Brand JA held the view that resorting to section 50 was a “fishing expedition” which could arise if the aforesaid section was used to facilitate pre-action discovery as a general practice. He also held that pre-action discovery under section 50 should remain the exception rather than the rule. In other words, it must be available to a requester who has shown the element of need or substantial advantage of access to the requested information.

The Court further held that although it is legitimate to use the provisions of section 50 to identify the right defendant, it could not agree with the Court a quo’s finding that one was entitled to all information which would assist in evaluating one’s prospects of success against a potential defendant. The first respondent, the court held, had a number of alternative sources of information that were available to her as to what happened to her late husband while in hospital. Furthermore, the Court held that the first respondent had failed to substantiate her claim that the report would be of assistance to her in her case against the appellant. The question whether the first respondent had shown the element of need or the substantial advantage was found not to have arisen. The appeal was accordingly upheld.
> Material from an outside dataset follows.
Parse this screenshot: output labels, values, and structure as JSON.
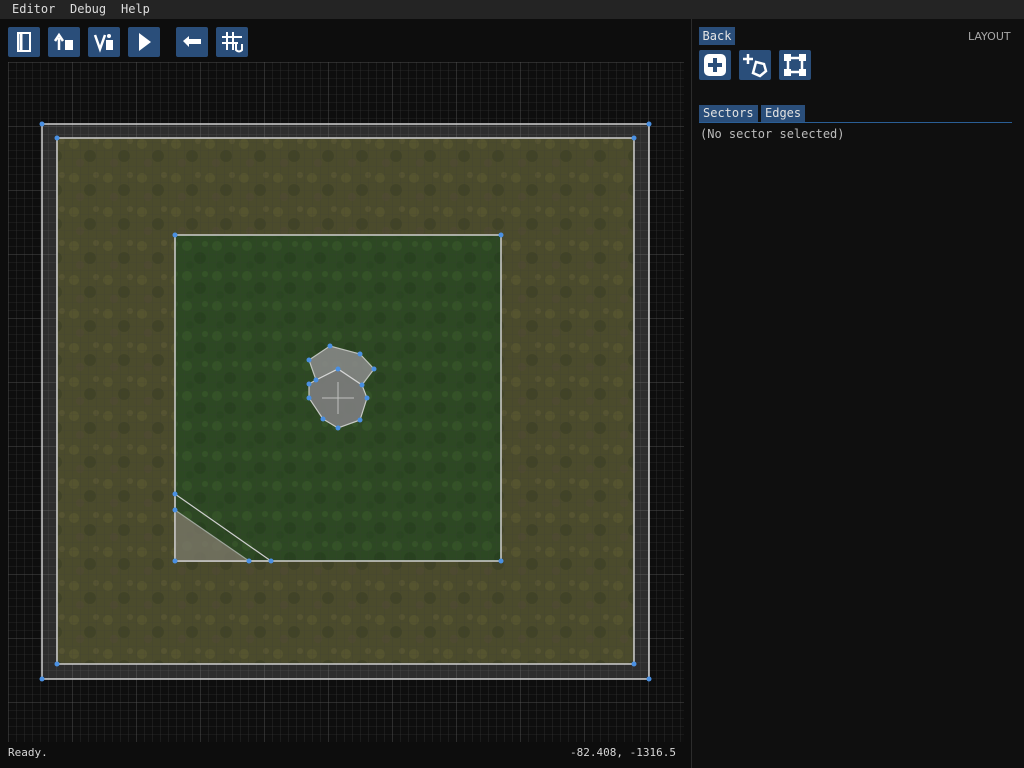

In a dissenting judgment, Cameron JA held that the litigation of the first respondent would involve issues not only of individual conduct and responsibility but would scrutinize how the hospital’s systems functioned and whether institutional procedures and protocols caused or permitted actions by individual members of staff. The learned judge went on to say that the declared objects of the Act in terms of section 9 thereof suggest that where appropriate, courts should encourage transparency, accountability and effective governance in private institutions. The learned judge emphasized the importance of pre litigation discovery in that it assists a litigant or opponent to determine whether litigation should commence at all and, if it has, whether it should proceed. He further held that where access to a document can be of assistance in avoiding the initiation of litigation, or opposition to it, the objects of the statute suggest that access should be granted.

The above reasoning by Cameron JA is the same as that adopted in the matter of VAN NIEKERK / PRETOTIA CITY COUNCIL 1997 (3) SA 839 (T) at 848G. In that matter, Cameron J, as he then was, held as follows: “while the applicant may arguably be in possession of some information on the basis of which she may issue summons against the respondent, there can be no doubt that, the less information she has, the higher she runs the risk of either formulating her claim incorrectly or even of proceeding with the litigation when, with a fuller picture, she might decide not to. Another advantage of assessing information early is that, if indeed, based on the available information, the applicant does not have a case against the first respondent, the applicant will be placed in the position to know this early and therefore avoid unnecessary litigation”.

Returning to the Unitas matter, Cameron JA concluded in his dissenting judgment by holding that the reasoning for his approach in the VAN NIEKERK matter was the objective of promoting early settlement of disputes by assisting potential litigants to evaluate the viability of their claims in the light of the documentation sought.

To the extent that a party must endeavour to fully investigate the strength of its claim before resorting to litigation which is usually costly and unnecessary, I support the views of Cameron JA, notwithstanding his judgment being in the minority. To me, his judgment appears to be more in step with the Constitution’s values and, in contrast to the majority’s formalistic interpretation of the statute, the dissent interprets it purposively and generously.